Evidence goes against prevailing galaxy formation scenario

BALTIMORE — A preliminary analysis of elderly stars in the Milky Way appears to strike a blow against the prevailing theory of galaxy formation. The study suggests that several large and seemingly disparate chunks of the Milky Way galaxy formed at the same time from the collapse of a single blob of gas and dust.

New infrared images of the Milky Way globular cluster 47 Tucanae (this one recorded at a wavelength of 1.6 micrometers), reveal that both the cluster and the Milky Way’s central bulge are 11 billion to 12 billion years old and may have formed simultaneously with the Milky Way’s halo. H. Richer, NASA, ESA

That’s in direct contrast to the leading galaxy-formation scenario, which holds that the Milky Way and other galaxies began small and grew bit by bit for the most part, gravitationally acquiring intergalactic gas and dust and merging with galaxies in their immediate neighborhood.

The new evidence, which astronomers emphasize is only tentative, comes from a new, ongoing study of a familiar globular cluster — a dense, elderly grouping of more than a million Milky Way stars collectively known as 47 Tucanae. Earlier this year, Harvey Richer of the University of British Columbia in Canada and his colleagues began examining 47 Tucanae with two Hubble Space Telescope cameras — the newly installed Wide Field Camera 3 and the Advanced Camera for Surveys, which stopped working early in 2007 but was revived by astronauts during the servicing mission last year.

The cluster lies near but not inside the Milky Way’s bulge, a massive concentration of stars that surrounds the galaxy’s core. But because the cluster shares several properties with the bulge, such as chemical composition and orbital motion, astronomers consider the age of 47 Tucanae a good proxy for that of the bulge.
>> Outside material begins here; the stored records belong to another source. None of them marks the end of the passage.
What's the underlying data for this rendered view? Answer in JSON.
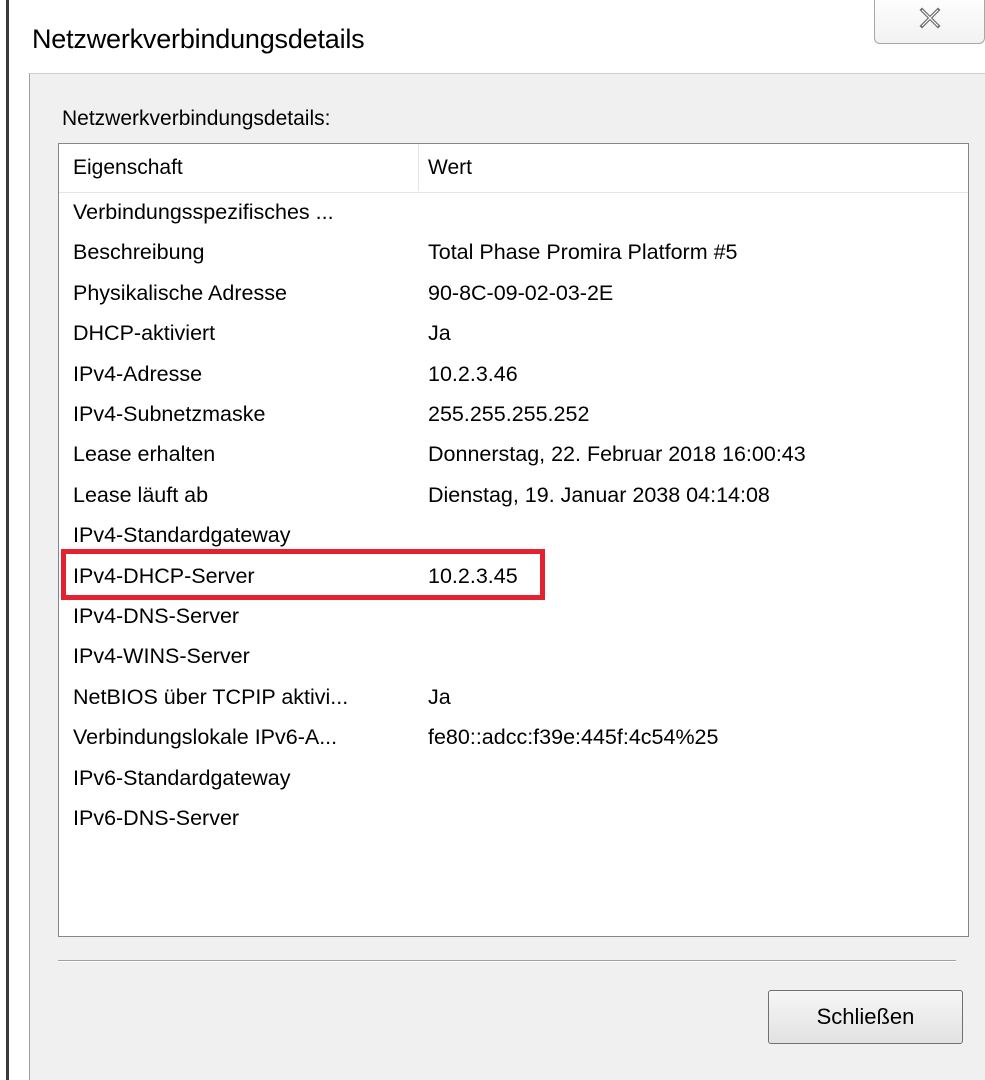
{
  "window": {
    "title": "Netzwerkverbindungsdetails"
  },
  "group_label": "Netzwerkverbindungsdetails:",
  "list": {
    "columns": [
      "Eigenschaft",
      "Wert"
    ],
    "rows": [
      {
        "property": "Verbindungsspezifisches ...",
        "value": ""
      },
      {
        "property": "Beschreibung",
        "value": "Total Phase Promira Platform #5"
      },
      {
        "property": "Physikalische Adresse",
        "value": "90-8C-09-02-03-2E"
      },
      {
        "property": "DHCP-aktiviert",
        "value": "Ja"
      },
      {
        "property": "IPv4-Adresse",
        "value": "10.2.3.46"
      },
      {
        "property": "IPv4-Subnetzmaske",
        "value": "255.255.255.252"
      },
      {
        "property": "Lease erhalten",
        "value": "Donnerstag, 22. Februar 2018 16:00:43"
      },
      {
        "property": "Lease läuft ab",
        "value": "Dienstag, 19. Januar 2038 04:14:08"
      },
      {
        "property": "IPv4-Standardgateway",
        "value": ""
      },
      {
        "property": "IPv4-DHCP-Server",
        "value": "10.2.3.45"
      },
      {
        "property": "IPv4-DNS-Server",
        "value": ""
      },
      {
        "property": "IPv4-WINS-Server",
        "value": ""
      },
      {
        "property": "NetBIOS über TCPIP aktivi...",
        "value": "Ja"
      },
      {
        "property": "Verbindungslokale IPv6-A...",
        "value": "fe80::adcc:f39e:445f:4c54%25"
      },
      {
        "property": "IPv6-Standardgateway",
        "value": ""
      },
      {
        "property": "IPv6-DNS-Server",
        "value": ""
      }
    ]
  },
  "buttons": {
    "close_label": "Schließen"
  },
  "icons": {
    "window_close": "close-icon"
  },
  "colors": {
    "highlight": "#e4222f",
    "dialog_bg": "#f0f0f0"
  }
}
An analysis of the Hubble portrait, which includes one of the deepest infrared views ever recorded, reveals that 47 Tucanae, and therefore the Milky Way’s bulge, formed between 11 billion and 12 billion years ago, Richer reported May 4 at a symposium on stellar evolution at the Space Telescope Science Institute in Baltimore. He said previous age estimates that did not use the new Hubble camera and put the cluster at a more youthful 9 billion years old are simply not correct.

“This is not a young cluster. That’s definitive,” Richer said. But he cautioned that both the analysis and observations of 47 Tucanae are ongoing, so the precise age determination is still “very preliminary.”

 
The new age determination places the bulge at roughly the same vintage as the halo of the Milky Way, a vast spherical region that extends to the outskirts of the galaxy and envelops the flattened disk containing the Milky Way’s signature spiral arms,.
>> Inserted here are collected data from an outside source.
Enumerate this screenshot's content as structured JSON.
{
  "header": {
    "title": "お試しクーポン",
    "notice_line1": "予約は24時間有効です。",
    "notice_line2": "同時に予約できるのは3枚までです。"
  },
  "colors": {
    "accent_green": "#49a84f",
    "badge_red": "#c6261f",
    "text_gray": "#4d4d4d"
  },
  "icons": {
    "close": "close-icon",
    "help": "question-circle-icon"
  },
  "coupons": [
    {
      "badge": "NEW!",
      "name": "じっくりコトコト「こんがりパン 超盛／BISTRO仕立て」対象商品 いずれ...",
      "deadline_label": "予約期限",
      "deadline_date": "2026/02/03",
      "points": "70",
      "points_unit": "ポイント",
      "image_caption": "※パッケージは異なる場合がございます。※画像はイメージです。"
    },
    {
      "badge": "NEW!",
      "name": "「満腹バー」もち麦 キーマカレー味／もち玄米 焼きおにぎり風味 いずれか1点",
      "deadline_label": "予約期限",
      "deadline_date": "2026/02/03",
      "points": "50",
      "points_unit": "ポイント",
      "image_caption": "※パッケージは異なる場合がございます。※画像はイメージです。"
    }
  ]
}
Researchers had previously determined the halo’s age by studying several globular clusters that lie within it. The similarity in age of 47 Tucanae and the galactic halo suggests that the two structures may have formed simultaneously, in one giant monolithic gravitational collapse of material, Richer said. “It may have been that major components of the galaxy pretty much formed everywhere at the same time very early on and other bits and pieces came along later,” he noted.

A younger age for the bulge would have indicated that the galaxy grew more gradually and from the outside in, with the halo forming first and the central bulge arising a few billion years later.
But if the age estimate holds up, it would appear to be in conflict with the prescription for galaxy formation dictated by the cold dark matter theory, which holds that galaxies began as small fry that built themselves up by stealing gas and stars from their neighbors.

Evidence that the halo and the bulge of the Milky Way formed together could be seen either as a cosmic coincidence or a finding that suggests some previously unknown episode of violence early in the galaxy’s history, commented Rosie Wyse of Johns Hopkins University in Baltimore, who was not a collaborator on the study.

One possibility, she notes, is that the Milky Way suffered a major collision not long after its birth that drove material from the halo into the central part of the galaxy, forming the bulge. That could also explain why the mass of stars in the bulge is about 10 times heavier than that in the halo, she said.

The finding does not rule out the possibility that parts of the Milky Way grew by accreting, or gravitationally accumulating material, from neighbors, Richer said. Indeed, the Milky Way today continues to grow by pulling in small neighboring galaxies, such as the Sagittarius dwarf galaxy.